DPHenderson

A Monologue with the Æther

Dealing with Scale on the Web

I recently added elevation profiles to the weblogue posts on my cross-continental bicycle ride. They are rudimentary still but quite serviceable. There is, however, a notable issue regarding screen resolution. Rather than providing a fixed width and height to the SVG files, I take advantage of the scalable bit in Scalable Vector Graphic by setting the viewBox attribute on the svg element, except these profiles are line/area graphs with axes for distance (independent variable) and elevation (dependent variable).

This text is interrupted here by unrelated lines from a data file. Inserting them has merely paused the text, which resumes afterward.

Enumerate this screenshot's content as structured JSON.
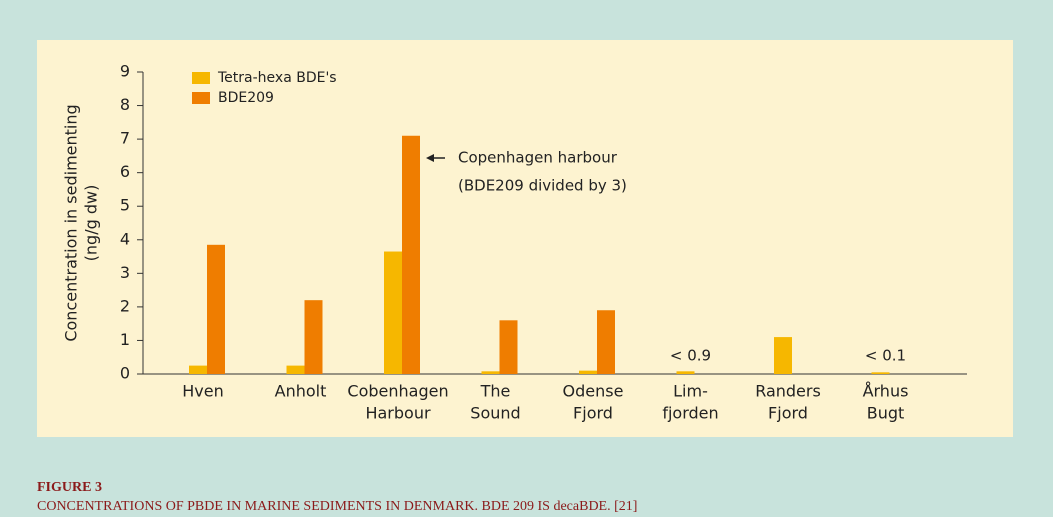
{
  "chart_data": {
    "type": "bar",
    "y_label": [
      "Concentration in sedimenting",
      "(ng/g dw)"
    ],
    "categories": [
      [
        "Hven"
      ],
      [
        "Anholt"
      ],
      [
        "Cobenhagen",
        "Harbour"
      ],
      [
        "The",
        "Sound"
      ],
      [
        "Odense",
        "Fjord"
      ],
      [
        "Lim-",
        "fjorden"
      ],
      [
        "Randers",
        "Fjord"
      ],
      [
        "Århus",
        "Bugt"
      ]
    ],
    "series": [
      {
        "name": "Tetra-hexa BDE's",
        "color": "#f6b700",
        "values": [
          0.25,
          0.25,
          3.65,
          0.08,
          0.1,
          0.08,
          1.1,
          0.05
        ]
      },
      {
        "name": "BDE209",
        "color": "#ef7d00",
        "values": [
          3.85,
          2.2,
          7.1,
          1.6,
          1.9,
          null,
          null,
          null
        ]
      }
    ],
    "annotations": [
      "< 0.9",
      "< 0.1"
    ],
    "callout": [
      "Copenhagen harbour",
      "(BDE209 divided by 3)"
    ],
    "ylim": [
      0,
      9
    ],
    "yticks": [
      0,
      1,
      2,
      3,
      4,
      5,
      6,
      7,
      8,
      9
    ],
    "figure_label": "FIGURE 3",
    "caption": "CONCENTRATIONS OF PBDE IN MARINE SEDIMENTS IN DENMARK. BDE 209 IS decaBDE. [21]"
  }
}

I generate the SVG files running the d3.js Javascript library via node to create static (so to speak) rather than dynamic images. It works well except for the issue when shrinking the image say by opening the page on a mobile screen the axes and the labelling squishes and the left axis has its labels pushed off-screen if the elevation is more than 2 digits. I can fix the issue by drawing the graph into a smaller region for instance a region whose bounds are mobile device sized, but that leads to equal ugliness when scaling the image up. Everything becomes too exaggerated.

Possible solutions: use d3.js to dynamically generate a graph sized to fit the screen it’s displaying on; don’t display the graph on small screens unless the viewer explicitly selects to view the image by clicking a link; other ideas which violate the purpose of using scalable vector graphics.

I don’t like either idea. The first suffers from needing to run Javascript and process datasets which add up to large sizes quickly. The second is preferable and would still require generating the image dynamically to fit the screen, but would defer the performance penalty to explicit viewer action. Each discrete elevation profile is not particularly problematic; the problem manifests most unhappily when attempting to draw the profile for entire 3800 mile trek. One of my goals is to not sacrifice content to reliance on Javascript. Meaning even if one loses functional niceties provided by Javascript, one shouldn’t be required to use Javascript to see all the content or use the site.

I suppose that I could resort to using a PNG fall-back graphic in the absence of a more dynamic approach (scaling SVG or Javascript).